By selecting appropriate micro-mechanical parameter values through a trial and error procedure, the computer code PFC3D was used to study the macro-mechanical behavior of jointed blocks having multi-non-persistent joints with high joint density under uniaxial loading. The focus was to study the effect of joint orientation, size and joint mechanical properties on jointed block strength, deformability, stress–strain relation and failure modes at the jointed block level. Both the uniaxial compressive strength of the block, UCSB, and block deformability modulus, DMB, were found to depend heavily on the joint dip angle, β, and joint continuity factor, k. The joint particle stiffness was found to play a minor to a significant role on UCSB depending on β and k values.

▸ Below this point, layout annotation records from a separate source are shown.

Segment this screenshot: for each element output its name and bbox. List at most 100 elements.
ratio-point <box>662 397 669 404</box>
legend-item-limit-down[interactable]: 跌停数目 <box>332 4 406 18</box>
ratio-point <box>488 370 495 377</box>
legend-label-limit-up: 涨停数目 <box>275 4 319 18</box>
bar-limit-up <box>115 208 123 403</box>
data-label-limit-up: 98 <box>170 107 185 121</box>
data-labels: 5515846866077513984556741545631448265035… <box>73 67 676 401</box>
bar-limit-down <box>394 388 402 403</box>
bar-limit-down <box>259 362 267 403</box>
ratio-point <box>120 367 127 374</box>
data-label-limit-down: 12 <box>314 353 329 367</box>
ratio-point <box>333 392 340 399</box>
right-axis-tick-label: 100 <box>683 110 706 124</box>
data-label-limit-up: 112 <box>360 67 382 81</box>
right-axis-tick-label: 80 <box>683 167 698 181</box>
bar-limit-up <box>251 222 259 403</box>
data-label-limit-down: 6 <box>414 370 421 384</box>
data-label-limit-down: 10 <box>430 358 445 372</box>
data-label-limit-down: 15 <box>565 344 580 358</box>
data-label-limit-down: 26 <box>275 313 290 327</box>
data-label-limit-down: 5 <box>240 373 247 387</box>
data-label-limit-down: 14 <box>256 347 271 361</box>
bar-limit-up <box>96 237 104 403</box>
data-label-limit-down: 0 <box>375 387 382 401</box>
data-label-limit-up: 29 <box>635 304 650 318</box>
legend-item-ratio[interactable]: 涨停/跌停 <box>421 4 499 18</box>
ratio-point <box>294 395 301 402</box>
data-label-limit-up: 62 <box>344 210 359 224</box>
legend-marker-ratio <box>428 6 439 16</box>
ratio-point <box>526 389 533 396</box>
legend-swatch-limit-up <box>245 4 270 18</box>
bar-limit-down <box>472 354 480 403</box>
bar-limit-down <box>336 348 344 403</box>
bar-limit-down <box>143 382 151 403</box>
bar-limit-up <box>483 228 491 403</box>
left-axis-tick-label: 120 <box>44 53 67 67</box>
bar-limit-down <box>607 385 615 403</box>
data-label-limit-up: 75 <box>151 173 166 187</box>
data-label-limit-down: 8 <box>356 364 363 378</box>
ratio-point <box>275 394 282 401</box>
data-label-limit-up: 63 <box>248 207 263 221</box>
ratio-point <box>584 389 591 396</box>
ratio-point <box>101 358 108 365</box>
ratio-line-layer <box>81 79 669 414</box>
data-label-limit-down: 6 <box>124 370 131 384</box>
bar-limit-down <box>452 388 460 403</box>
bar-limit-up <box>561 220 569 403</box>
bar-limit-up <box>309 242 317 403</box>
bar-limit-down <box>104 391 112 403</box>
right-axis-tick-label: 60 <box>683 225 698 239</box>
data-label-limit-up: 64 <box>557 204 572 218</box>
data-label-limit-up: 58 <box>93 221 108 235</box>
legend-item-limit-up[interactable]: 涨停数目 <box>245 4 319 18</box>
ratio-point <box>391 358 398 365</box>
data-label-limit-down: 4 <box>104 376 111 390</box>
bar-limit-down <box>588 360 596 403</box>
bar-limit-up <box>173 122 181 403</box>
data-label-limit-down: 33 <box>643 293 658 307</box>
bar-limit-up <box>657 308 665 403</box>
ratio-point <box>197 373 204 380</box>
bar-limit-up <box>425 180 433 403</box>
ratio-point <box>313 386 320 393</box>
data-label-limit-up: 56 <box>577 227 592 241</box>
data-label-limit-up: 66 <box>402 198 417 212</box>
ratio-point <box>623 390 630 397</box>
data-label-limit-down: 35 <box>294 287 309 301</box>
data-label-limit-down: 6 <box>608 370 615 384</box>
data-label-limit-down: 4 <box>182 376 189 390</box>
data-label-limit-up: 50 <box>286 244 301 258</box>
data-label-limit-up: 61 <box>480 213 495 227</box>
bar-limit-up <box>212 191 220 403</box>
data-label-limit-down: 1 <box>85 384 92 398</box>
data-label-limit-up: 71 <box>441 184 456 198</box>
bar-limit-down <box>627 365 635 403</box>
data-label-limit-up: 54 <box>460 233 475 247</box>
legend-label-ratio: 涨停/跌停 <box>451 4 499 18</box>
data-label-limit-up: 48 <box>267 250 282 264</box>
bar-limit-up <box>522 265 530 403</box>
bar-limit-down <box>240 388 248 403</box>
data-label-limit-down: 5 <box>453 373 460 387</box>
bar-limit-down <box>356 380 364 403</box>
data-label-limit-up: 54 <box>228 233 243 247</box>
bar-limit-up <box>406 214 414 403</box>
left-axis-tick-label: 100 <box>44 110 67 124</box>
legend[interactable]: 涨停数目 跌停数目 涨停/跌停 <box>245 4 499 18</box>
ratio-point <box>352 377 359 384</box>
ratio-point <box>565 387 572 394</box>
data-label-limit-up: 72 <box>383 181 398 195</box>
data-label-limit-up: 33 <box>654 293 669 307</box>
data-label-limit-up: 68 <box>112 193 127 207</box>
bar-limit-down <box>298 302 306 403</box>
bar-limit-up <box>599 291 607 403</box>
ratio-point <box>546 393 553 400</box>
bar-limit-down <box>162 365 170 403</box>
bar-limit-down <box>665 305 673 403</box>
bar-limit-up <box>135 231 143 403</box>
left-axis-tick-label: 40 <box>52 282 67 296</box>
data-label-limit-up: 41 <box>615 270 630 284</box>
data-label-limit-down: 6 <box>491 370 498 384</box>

The joint particle stiffness was found to play a negligible to a moderate role on DMB depending on β and k values. The jointed blocks produced three types of stress–strain curves labeled as Type I through Type III. A relation seems to exist as explained in Section 4 of the paper between the types of curves and β and k values. The dominance of tensile failures over the shear failures was observed for all three types of curves based on the micro-mechanical parameter values used in the paper. The UCSB, rate of bond failures and the number of bond breakages were found to decrease as the curve type moves from Type I to Type III through Type II. The jointed blocks resulted in 4 failure modes as follows: (1) splitting failure; (2) plane failure; (3) stepped path and (4) intact material failure. The main features of each failure mode and possible relations between the failure modes, UCSB and β and k values are given in Section 5 of the paper.